What is your favourite part about being an NBA agent?

My absolute favourite part about being an NBA Agent is growth for player and for my myself and witnessing their dreams come true. There is no better feelingthan being able to work with players and their families on reaching their goals and helping them during and after their careers. Helping them identify and achieve their goals, and knowing they are in a better position today than they were yesterday is the most rewarding part to me. When they sign that contract, they entrust that power in me. Any decision I make can impact their lives, and that trust is what drives me.

Stacey Leawood Stacey's Final Thoughts

I feel so fortunate to have been introduced to Certified NBA Agent Kirsten Simmons with Thread Sports Management.
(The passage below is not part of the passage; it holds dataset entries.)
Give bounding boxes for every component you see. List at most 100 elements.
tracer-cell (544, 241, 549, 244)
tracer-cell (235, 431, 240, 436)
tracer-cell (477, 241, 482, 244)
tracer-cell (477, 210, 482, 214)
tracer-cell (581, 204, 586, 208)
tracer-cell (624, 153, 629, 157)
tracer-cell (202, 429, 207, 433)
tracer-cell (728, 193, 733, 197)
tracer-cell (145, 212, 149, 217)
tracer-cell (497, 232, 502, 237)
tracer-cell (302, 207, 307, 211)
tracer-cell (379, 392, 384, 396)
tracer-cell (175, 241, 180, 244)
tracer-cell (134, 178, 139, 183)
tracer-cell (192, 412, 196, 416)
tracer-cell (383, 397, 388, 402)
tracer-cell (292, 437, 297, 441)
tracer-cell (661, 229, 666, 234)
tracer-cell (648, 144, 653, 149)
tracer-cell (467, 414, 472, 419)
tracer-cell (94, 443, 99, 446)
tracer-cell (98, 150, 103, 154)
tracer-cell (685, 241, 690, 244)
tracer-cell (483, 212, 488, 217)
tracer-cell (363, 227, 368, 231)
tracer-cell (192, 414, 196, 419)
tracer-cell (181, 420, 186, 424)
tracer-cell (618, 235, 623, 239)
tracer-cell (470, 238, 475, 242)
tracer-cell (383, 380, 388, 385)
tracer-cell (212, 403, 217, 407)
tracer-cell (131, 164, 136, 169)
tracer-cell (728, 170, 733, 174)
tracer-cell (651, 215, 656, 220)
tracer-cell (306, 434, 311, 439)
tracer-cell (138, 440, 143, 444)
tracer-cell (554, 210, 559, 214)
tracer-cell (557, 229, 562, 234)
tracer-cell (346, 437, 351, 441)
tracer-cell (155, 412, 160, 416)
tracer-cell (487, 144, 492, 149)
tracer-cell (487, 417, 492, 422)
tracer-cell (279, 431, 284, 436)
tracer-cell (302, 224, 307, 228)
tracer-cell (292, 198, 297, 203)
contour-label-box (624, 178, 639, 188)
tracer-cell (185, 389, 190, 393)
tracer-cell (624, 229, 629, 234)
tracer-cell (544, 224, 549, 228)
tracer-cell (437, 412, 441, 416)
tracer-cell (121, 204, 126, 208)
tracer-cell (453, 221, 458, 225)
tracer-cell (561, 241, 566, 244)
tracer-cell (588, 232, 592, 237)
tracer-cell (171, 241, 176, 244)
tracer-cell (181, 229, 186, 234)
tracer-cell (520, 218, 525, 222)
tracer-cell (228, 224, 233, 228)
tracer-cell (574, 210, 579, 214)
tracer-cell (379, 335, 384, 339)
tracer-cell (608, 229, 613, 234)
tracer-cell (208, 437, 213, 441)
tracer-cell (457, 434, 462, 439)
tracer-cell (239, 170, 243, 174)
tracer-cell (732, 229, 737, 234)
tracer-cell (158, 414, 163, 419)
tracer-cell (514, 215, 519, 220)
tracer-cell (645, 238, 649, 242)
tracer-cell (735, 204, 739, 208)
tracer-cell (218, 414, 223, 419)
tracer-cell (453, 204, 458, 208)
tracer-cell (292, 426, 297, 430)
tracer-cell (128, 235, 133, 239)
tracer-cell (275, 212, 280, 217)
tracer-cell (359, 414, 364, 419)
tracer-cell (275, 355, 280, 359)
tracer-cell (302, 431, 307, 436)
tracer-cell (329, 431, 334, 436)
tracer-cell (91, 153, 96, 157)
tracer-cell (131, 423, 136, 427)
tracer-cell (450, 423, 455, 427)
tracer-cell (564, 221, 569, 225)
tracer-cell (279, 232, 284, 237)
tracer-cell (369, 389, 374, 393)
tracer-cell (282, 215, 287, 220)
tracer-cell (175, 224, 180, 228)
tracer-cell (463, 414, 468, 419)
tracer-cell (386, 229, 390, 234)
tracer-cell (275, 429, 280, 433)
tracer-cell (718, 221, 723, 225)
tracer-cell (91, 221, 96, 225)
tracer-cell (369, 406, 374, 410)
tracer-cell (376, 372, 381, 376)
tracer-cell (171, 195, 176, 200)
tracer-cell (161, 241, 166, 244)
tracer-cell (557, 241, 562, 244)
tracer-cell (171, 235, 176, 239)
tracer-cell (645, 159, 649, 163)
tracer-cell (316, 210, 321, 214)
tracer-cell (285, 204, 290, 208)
In many ways, she’s exactly what I aspire to be! Kirsten is passionate and determined, challenge-driven, and a trailblazer for people looking to pursue a career as a sports agent. I was so excited to get to learn more about Kirsten’s journey and she did not disappoint. I have full confidence that her passion not only for the game but also for helping people is going to help her achieve whatever she puts her mind to. I can’t wait to watch her make more dreams come true and for her to inspire all of our readers as she has for me.